Rogers, who died in 2003, talked and sang to children, teaching them important lessons. What surprised me was that he addressed important and timely issues of the day on his program such as the Vietnam war, the assassination of RFK, divorce and discrimination. Francois Clemmons (Officer Clemmons on the program) talks about how Rogers addressed his race and homosexuality. The film also shows Rogers coming out of retirement (the show ended in 2001) to film a Public Service message after the September 11, 2001 terrorist attacks.
The film includes helpful and interesting interviews with Rogers’ widow Joanne, his two sons, co-stars including Betty Aberlin, Joe Negri, Betty Seamans, Francois Clemmons, producer Margaret Whitmer and guest Yo Yo Ma. Footage from the program shows Lady Aberlin and Daniel Tiger. We are told that Daniel most modeled the personality of Rogers.

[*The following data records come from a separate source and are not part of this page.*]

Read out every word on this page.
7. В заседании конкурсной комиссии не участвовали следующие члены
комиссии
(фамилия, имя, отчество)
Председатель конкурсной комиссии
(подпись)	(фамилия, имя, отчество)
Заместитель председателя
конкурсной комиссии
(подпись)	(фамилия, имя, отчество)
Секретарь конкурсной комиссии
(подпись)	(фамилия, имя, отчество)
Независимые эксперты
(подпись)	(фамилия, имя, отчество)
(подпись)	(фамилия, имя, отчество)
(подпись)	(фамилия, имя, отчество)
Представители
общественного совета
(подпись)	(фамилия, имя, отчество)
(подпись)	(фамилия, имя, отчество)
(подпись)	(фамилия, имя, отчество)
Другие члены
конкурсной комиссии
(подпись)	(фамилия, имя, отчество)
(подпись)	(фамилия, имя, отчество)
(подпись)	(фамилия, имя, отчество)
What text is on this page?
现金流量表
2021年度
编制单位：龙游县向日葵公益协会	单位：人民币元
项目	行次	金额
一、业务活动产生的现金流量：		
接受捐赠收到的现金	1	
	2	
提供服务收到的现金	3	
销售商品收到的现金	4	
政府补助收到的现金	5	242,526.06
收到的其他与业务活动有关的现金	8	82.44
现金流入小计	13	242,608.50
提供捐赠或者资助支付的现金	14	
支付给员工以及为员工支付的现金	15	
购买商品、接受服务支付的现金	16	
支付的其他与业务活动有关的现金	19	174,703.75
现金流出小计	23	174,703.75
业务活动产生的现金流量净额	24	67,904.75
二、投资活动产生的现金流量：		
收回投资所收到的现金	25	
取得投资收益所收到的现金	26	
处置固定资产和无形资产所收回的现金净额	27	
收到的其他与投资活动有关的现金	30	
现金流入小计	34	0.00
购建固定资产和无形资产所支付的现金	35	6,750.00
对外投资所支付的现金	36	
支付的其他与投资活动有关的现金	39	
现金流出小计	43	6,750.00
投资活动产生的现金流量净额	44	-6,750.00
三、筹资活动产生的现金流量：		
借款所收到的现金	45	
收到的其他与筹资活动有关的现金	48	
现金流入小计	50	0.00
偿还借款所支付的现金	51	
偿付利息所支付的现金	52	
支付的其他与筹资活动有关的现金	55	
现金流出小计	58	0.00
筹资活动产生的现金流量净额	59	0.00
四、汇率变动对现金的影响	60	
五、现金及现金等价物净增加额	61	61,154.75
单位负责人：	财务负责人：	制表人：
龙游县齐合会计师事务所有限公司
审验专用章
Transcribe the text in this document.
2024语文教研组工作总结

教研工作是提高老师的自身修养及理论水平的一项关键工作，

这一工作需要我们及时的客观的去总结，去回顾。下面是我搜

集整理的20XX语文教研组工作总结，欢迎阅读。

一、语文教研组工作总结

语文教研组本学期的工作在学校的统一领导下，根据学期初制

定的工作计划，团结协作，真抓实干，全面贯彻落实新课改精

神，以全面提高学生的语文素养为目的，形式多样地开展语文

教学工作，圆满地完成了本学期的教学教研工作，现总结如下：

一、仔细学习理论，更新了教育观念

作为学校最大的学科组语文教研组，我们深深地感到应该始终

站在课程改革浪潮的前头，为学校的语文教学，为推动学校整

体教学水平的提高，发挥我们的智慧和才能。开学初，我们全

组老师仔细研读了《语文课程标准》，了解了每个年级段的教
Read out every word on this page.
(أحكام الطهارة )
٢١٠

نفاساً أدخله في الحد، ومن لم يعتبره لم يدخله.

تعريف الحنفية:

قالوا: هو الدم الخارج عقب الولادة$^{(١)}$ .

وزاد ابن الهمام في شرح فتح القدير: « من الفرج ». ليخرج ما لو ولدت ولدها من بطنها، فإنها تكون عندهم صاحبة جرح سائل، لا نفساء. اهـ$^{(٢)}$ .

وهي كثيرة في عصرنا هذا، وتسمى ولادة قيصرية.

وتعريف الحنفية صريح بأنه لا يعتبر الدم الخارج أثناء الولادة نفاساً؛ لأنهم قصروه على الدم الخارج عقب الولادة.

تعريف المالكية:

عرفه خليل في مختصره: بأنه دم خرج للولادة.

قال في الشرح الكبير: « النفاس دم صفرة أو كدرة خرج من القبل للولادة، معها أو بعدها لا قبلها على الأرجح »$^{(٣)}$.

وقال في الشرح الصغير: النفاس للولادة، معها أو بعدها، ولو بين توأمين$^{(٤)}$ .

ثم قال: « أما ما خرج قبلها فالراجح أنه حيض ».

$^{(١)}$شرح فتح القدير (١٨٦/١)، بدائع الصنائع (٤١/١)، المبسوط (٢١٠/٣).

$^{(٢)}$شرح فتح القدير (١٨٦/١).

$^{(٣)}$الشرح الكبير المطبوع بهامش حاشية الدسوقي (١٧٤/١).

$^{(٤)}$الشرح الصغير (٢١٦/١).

The film is rated PG-13 for some adult language, plus a funny photo of a crew member’s back end.
Themes included children, love, respect, kindness, diversity, and that you are loved just as you are.
Won’t You Be My Neighbor? is just the type of film we need today in our deeply divided country. Rogers is portrayed as a man who lived out his faith, showing respect for all, even those he disagreed with. We are often disappointed when our heroes are tainted when stories about their private lives become public. In this instance, it appears that Fred Rogers was the real deal. From the interviews with his sons it appears that the Rogers we saw on the program was just how he was in real life.
In his work with children, he demonstrated well what Jesus taught about loving our neighbor in The Parable of the Good Samaritan in Luke 25-37. We can all learn a lot from his example. Highly recommended!